Hier, mardi 11 novembre, l’armée américaine a annoncé l’arrivée du porte-avions Gerald R. Ford ainsi que de son groupe aéronaval dans la zone de responsabilité du Commandement Sud — la zone géographique correspondant à l’Amérique du Sud et aux Caraïbes 1. Ce déploiement fait suite à un ordre donné par le secrétaire à la Défense Pete Hegseth le 24 octobre, officiellement pour lutter contre le trafic de drogue.
Washington dispose désormais de 15 navires déployés à proximité du Venezuela — pour un total de près de 300 000 tonnes —, soit trois fois plus qu’en juin.
- Face à ce déploiement de ressources identifié comme une menace pour la sécurité du pays, le ministre de la Défense vénézuélien Vladimir Padrino López a déclaré hier, mardi 11, mettre en œuvre une « phase supérieure » du Plan Indépendance 200.

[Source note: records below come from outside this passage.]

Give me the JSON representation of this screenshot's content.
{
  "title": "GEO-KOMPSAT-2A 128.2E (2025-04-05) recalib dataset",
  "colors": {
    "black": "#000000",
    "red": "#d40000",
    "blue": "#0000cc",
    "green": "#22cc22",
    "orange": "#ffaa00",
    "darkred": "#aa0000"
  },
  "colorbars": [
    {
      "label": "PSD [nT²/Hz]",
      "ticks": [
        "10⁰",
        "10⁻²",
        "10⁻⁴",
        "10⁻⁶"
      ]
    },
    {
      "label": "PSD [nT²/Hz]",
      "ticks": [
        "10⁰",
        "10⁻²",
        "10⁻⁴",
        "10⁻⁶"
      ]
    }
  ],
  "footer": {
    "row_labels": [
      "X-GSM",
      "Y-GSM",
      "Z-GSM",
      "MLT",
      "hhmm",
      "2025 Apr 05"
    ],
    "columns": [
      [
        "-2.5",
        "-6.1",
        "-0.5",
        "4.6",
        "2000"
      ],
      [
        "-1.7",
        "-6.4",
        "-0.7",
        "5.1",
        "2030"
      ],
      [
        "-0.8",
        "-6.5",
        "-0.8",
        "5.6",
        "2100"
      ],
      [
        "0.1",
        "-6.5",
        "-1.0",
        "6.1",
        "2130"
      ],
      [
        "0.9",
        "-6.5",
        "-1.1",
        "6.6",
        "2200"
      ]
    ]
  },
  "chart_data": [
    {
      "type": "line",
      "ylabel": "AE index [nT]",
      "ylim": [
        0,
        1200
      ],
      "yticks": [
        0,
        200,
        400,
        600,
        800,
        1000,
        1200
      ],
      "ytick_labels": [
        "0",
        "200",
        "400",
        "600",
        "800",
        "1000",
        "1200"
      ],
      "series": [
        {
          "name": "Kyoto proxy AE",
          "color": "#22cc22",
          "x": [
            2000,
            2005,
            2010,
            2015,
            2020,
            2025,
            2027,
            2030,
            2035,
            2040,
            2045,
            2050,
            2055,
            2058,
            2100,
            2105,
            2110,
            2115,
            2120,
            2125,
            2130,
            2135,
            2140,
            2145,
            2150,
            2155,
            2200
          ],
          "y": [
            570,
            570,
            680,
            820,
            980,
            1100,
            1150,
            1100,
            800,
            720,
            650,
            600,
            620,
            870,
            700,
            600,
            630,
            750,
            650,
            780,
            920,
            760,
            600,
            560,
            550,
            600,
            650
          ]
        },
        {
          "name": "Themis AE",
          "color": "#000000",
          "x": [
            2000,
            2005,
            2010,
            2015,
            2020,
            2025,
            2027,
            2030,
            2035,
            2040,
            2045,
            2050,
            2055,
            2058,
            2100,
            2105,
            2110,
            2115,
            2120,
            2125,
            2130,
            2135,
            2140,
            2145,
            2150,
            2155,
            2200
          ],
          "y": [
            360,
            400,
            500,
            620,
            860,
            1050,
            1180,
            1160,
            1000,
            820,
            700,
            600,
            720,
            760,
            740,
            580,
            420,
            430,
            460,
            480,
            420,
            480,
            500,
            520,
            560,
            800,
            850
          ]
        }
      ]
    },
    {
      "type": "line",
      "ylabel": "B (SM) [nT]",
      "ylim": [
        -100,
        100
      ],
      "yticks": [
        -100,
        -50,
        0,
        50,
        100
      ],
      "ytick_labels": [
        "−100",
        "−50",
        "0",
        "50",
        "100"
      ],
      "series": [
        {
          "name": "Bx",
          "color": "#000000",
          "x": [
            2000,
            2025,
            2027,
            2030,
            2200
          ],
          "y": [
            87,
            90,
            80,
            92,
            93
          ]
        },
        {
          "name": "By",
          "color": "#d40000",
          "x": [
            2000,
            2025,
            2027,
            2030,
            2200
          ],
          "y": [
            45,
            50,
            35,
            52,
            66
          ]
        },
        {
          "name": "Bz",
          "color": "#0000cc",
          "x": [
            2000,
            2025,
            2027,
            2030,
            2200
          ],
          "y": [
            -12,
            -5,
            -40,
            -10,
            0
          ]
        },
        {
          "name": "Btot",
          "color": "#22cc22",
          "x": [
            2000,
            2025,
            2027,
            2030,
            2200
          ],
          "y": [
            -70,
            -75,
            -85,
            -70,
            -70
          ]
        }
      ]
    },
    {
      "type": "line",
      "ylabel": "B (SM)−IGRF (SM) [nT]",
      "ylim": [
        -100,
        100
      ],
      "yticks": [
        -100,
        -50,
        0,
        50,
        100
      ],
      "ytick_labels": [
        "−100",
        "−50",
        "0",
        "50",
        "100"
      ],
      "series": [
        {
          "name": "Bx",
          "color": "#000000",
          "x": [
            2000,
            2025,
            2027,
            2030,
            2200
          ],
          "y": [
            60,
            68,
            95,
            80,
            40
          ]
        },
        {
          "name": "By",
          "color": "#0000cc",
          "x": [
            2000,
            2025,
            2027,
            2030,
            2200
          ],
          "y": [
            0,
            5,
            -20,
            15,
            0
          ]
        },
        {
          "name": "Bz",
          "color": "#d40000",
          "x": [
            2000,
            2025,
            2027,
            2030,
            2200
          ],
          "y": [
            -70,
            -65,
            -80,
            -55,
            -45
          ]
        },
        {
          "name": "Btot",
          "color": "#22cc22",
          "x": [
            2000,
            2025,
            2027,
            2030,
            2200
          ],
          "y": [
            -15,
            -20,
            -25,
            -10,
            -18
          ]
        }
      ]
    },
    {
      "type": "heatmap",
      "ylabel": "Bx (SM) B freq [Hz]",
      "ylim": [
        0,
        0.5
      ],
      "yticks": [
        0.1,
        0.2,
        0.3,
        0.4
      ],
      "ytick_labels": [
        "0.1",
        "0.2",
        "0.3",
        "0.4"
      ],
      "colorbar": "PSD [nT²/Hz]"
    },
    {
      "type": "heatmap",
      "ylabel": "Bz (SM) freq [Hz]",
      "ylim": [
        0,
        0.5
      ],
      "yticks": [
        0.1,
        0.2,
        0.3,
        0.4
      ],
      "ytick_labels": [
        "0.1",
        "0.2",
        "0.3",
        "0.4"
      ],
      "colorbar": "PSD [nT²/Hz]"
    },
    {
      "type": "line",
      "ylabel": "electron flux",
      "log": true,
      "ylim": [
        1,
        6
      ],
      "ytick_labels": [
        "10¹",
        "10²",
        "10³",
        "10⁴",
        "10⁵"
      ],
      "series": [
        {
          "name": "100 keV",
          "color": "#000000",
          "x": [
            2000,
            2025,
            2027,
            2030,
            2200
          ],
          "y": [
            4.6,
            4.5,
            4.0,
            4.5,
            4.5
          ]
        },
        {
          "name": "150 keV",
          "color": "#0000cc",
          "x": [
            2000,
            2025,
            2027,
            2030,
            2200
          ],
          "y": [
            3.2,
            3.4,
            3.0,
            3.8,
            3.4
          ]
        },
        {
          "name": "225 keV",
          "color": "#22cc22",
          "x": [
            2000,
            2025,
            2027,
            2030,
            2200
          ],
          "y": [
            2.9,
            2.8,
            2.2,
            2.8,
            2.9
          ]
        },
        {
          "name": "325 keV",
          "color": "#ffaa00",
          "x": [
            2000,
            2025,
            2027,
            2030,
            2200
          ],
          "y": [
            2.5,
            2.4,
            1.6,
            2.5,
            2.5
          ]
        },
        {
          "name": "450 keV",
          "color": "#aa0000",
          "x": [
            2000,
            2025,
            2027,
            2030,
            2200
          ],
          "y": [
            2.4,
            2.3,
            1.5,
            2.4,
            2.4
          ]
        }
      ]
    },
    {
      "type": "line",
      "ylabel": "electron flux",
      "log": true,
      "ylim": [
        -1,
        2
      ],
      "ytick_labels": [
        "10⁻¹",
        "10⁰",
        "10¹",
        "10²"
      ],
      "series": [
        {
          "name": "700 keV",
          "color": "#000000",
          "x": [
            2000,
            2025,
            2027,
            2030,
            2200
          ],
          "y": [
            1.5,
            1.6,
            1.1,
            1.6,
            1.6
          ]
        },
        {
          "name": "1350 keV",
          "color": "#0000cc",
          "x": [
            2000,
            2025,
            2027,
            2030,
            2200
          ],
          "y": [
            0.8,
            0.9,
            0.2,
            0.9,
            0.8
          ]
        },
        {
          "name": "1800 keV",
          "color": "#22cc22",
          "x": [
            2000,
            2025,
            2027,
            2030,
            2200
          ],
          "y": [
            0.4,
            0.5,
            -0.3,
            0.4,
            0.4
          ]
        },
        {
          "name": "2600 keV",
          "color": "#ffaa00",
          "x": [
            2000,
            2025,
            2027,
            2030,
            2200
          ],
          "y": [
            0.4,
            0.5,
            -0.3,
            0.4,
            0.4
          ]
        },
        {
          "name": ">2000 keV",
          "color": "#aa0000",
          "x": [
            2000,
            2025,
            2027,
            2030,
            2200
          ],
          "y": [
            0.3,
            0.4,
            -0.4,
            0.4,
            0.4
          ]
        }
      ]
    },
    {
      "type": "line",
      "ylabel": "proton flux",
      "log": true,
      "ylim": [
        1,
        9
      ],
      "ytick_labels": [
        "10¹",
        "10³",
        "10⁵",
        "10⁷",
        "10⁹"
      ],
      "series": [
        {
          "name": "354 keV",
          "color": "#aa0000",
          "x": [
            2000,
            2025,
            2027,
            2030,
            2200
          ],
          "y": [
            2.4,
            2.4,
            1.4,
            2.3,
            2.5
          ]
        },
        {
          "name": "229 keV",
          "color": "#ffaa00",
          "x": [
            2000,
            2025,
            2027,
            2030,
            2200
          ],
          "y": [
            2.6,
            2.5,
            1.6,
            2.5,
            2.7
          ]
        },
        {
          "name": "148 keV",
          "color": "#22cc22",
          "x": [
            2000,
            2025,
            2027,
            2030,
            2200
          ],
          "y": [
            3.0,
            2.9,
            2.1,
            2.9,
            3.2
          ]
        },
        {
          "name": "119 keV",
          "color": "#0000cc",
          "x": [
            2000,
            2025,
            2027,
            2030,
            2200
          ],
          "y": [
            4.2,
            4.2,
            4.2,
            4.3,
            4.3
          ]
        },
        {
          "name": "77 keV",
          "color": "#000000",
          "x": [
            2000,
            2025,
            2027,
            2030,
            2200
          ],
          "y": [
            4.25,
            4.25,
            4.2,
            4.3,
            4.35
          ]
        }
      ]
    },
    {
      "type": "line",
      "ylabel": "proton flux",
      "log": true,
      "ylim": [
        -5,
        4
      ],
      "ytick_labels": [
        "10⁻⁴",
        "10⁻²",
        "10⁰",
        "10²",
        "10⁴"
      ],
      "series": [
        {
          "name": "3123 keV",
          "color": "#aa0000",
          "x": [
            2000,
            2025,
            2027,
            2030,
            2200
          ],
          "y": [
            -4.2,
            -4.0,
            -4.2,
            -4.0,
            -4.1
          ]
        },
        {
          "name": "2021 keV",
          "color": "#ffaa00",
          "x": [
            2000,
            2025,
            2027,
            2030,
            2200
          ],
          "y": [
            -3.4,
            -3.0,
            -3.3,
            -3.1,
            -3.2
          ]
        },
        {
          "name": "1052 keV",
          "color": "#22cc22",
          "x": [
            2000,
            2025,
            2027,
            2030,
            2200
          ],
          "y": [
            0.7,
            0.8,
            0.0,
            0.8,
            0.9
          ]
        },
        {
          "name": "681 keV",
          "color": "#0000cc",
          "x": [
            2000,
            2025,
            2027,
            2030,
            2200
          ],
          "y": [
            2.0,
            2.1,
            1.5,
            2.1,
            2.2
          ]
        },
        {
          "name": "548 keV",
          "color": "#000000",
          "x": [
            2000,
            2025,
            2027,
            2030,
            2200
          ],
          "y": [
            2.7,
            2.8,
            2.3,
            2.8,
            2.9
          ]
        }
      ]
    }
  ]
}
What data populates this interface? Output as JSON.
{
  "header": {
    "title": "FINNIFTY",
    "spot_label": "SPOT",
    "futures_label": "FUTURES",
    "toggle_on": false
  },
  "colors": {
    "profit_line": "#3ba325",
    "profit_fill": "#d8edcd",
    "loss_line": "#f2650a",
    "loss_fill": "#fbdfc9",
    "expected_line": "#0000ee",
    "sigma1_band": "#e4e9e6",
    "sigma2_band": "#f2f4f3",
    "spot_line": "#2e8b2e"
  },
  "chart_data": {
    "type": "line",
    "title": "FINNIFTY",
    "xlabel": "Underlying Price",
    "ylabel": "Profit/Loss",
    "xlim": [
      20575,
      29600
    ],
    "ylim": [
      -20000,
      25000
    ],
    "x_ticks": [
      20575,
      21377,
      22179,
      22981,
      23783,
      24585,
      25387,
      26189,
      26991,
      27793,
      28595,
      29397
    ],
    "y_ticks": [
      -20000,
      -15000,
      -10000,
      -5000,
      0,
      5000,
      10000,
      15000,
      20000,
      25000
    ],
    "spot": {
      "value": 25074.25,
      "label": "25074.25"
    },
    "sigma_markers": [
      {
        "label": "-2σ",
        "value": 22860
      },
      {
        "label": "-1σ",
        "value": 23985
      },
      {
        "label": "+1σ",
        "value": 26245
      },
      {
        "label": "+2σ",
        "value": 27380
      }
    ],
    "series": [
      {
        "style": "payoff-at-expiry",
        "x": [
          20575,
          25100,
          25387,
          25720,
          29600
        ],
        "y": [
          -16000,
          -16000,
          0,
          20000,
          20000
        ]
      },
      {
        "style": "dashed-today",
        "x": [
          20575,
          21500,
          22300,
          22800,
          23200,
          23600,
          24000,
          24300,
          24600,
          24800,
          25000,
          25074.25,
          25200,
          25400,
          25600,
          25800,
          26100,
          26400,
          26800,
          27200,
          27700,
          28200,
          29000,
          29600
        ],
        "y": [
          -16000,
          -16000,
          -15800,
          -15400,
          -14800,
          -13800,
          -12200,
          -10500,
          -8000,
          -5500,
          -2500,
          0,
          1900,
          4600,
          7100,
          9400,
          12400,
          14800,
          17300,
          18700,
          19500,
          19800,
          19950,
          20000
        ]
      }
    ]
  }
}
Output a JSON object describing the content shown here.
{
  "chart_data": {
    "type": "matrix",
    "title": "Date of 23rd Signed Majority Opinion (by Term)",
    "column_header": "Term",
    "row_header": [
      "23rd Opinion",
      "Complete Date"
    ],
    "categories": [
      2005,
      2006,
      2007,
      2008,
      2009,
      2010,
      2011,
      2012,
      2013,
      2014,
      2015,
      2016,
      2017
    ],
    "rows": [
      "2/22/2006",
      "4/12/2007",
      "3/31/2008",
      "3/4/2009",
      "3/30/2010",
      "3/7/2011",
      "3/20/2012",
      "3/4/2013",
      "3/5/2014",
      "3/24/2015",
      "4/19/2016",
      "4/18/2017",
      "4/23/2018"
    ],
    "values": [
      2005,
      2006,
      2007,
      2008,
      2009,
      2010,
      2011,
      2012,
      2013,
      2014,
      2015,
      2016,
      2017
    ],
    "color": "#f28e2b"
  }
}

- Ce mécanisme prévoit « le déploiement massif de moyens terrestres, aériens, navals, fluviaux et balistiques, de systèmes d’armes et d’unités militaires » sur l’ensemble du territoire « afin d’assurer l’intégration des éléments du pouvoir national dans la mission de lutte contre les menaces impériales », selon un communiqué de Caracas 2.
Avec environ 14 000 militaires déployés dans la région, l’armée américaine ne disposerait pas de suffisamment de troupes pour mener une invasion terrestre du Venezuela. Le CSIS estime qu’une telle opération nécessiterait au minimum 50 000 soldats dans un scénario minimaliste, et 150 000 pour assurer un « écrasement » de l’adversaire, conformément à la doctrine de choc et d’effroi (« Shock and Awe ») généralement préférée par Washington 3.
- La puissance de frappe aérienne et navale disponible pourrait néanmoins permettre, en théorie, à l’armée américaine de mener une campagne de bombardements des infrastructures militaires du Venezuela.
- En plus des moyens déployés sur zone, des F-35 additionnels stationnés sur des bases du sud de la Floride pourraient, avec un ravitaillement en vol, contribuer à détruire les aérodromes du pays dans les premières heures d’une opération.
- Les capacités vénézuélienne en matière de défense anti-aérienne contraindraient néanmoins les États-Unis à s’appuyer sur des frappes longue distance, les systèmes S-300, Buk ainsi que les lance-missiles portables américains Stinger qui équipent l’armée constituant un danger pour les vols à basse altitude 4.
Si les forces armées vénézuéliennes sont principalement formées à assurer la sécurité interne du pays, et non pas à faire face à une armée régulière, leur nombre (environ 120 000 militaires et 230 000 réservistes et personnes mobilisables) pourrait suffir à donner un avantage à Caracas dans le cadre d’un affrontement terrestre.
- Dans une étude publiée en 2023, la RAND Corporation — la principale organisation conseillant l’armée américaine — estimait qu’il serait « long et difficile » pour les États-Unis de mettre fin à une intervention militaire une fois celle-ci engagée 5.
- Une série de frappes visant les cartels au Venezuela et non les infrastructures de l’État pourrait permettre à Washington de mettre fin plus facilement à une opération, et offrirait ainsi une plus grande flexibilité à l’État-major américain.
- Une tentative de décapitation du régime reposant notamment sur l’assassinat ciblé du président vénézuélien — qui semble être étudiée par l’administration, Trump ayant déclaré que les jours de Maduro « étaient comptés » — présenterait quant à elle un risque de déstabilisation durable susceptible d’entraîner un conflit prolongé.
Sources
- Gerald R. Ford Carrier Strike Group Enters U.S. Fourth Fleet, U.S. Naval Forces Southern Command, 11 novembre 2025.
- Comunicado Oficial del Ministro del Poder Popular para la Defensa, GJ. Vladímir Padrino López dando inició a la fase superior del Plan Independencia 200 en todo el territorio nacional, Ministère de la Défense du Venezuela, 11 novembre 2025.
- Mark F. Cancian et Chris H. Park, Trump’s War on Drug Cartels : Interdiction in the Caribbean or Invasion of Venezuela ?, CSIS, 3 octobre 2025.
- Mark F. Cancian et Chris H. Park, Trump’s Caribbean Campaign : The Data Behind the Developing Conflict, CSIS, 10 novembre 2025.
- Great Power Competition and Conflict in Latin America, RAND Corporation, 2023.